TodaysVerse.net
For a bishop must be blameless, as the steward of God; not selfwilled, not soon angry, not given to wine, no striker, not given to filthy lucre;
King James Version

Meaning

The apostle Paul wrote this letter to a man named Titus, a young leader Paul had left on the island of Crete to help organize new Christian communities there. Crete apparently had a rough reputation — Paul even quotes a Cretan saying that Cretans were 'liars, evil brutes, lazy gluttons.' In that context, Paul is giving Titus a practical list of qualifications for 'overseers' — the people who would lead local church communities. What's striking is that the list is almost entirely about character, not competence. And it's framed in the negative: five things a leader must not be. The underlying logic is that whoever leads God's people is a steward — they're managing something entrusted to them, not something they own.

Prayer

Father, you've entrusted things to me that aren't mine — people, responsibilities, small pockets of influence I often take for granted. Forgive me for the moments I've held that carelessly. Shape my character, especially when no one is watching and I'm tired and no one would notice anyway. Make me someone worth trusting. Amen.

Reflection

Notice what Paul left off this list. No mention of gifted preaching or strategic vision. Nothing about charisma, organizational skill, or the ability to grow an audience. Instead: not overbearing, not quick-tempered, not violent, not greedy. A list about what you don't do when you have power.
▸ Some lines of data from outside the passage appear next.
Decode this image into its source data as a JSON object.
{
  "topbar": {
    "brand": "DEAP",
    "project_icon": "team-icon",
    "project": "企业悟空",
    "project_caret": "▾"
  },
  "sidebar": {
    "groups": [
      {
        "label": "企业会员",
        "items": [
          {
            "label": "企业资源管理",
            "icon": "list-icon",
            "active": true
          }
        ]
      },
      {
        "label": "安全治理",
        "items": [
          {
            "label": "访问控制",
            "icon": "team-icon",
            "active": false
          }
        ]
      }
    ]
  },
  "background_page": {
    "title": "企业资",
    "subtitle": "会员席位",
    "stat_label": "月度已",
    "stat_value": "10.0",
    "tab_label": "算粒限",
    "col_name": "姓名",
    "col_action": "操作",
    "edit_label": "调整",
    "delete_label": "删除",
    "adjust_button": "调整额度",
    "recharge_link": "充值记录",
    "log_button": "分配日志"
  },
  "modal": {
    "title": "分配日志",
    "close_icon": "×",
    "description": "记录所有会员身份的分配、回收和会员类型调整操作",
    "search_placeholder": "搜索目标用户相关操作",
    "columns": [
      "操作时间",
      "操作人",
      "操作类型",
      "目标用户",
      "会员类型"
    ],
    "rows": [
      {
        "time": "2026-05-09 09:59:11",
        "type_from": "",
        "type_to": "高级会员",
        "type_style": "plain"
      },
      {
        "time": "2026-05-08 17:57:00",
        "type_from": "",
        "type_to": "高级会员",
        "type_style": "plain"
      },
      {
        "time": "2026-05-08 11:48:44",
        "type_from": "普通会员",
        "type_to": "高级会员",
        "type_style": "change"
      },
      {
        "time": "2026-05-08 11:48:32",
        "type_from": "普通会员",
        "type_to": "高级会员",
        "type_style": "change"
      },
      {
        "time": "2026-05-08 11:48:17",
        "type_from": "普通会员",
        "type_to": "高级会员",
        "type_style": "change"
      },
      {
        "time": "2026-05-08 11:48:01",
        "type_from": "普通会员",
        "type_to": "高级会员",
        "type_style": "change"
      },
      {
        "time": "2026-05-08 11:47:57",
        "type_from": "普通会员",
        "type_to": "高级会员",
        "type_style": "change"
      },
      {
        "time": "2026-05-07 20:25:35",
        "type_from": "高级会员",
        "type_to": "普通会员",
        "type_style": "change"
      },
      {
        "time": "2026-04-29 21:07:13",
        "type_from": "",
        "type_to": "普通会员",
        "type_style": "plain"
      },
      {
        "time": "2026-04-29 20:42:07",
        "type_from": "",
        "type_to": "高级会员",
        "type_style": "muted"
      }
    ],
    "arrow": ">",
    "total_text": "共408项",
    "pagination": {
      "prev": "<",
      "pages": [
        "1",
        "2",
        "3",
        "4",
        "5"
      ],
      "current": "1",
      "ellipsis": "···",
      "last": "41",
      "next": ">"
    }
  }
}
That tells you something important — the early church had apparently seen enough leaders who bullied with a Bible verse ready, who drank too much and kept control through fear, who quietly skimmed what wasn't theirs. Paul isn't writing hypothetically. He's writing a corrective. This verse has something to say to anyone who leads anything — a household, a team, a classroom, a friend group of three. The phrase 'entrusted with God's work' is worth carrying with you. Entrusted means it's not yours. You're holding something that belongs to someone else. Does that change how you carry authority? Does it change how you speak when you're exhausted at 9 PM and someone asks something of you again? The bar here isn't greatness. It's trustworthiness — and that turns out to be harder.

Discussion Questions

1

Why do you think Paul defined a good leader by five things to avoid rather than five strengths to develop? What does that approach assume about the nature of leadership?

2

Which of the five qualities — not overbearing, not quick-tempered, not given to drunkenness, not violent, not pursuing dishonest gain — do you think is most commonly overlooked or excused when evaluating leaders in churches, organizations, or politics today?

3

Is it possible for someone genuinely gifted to lead well over the long term if they lack these character qualities? What are the real costs when they try?

4

Think of someone in your life — past or present — who embodied this kind of trustworthy character in leadership. How did their character shape the people around them?

5

In whatever sphere you have influence — at home, at work, in friendships — which of these five areas do you most need to honestly examine in yourself right now?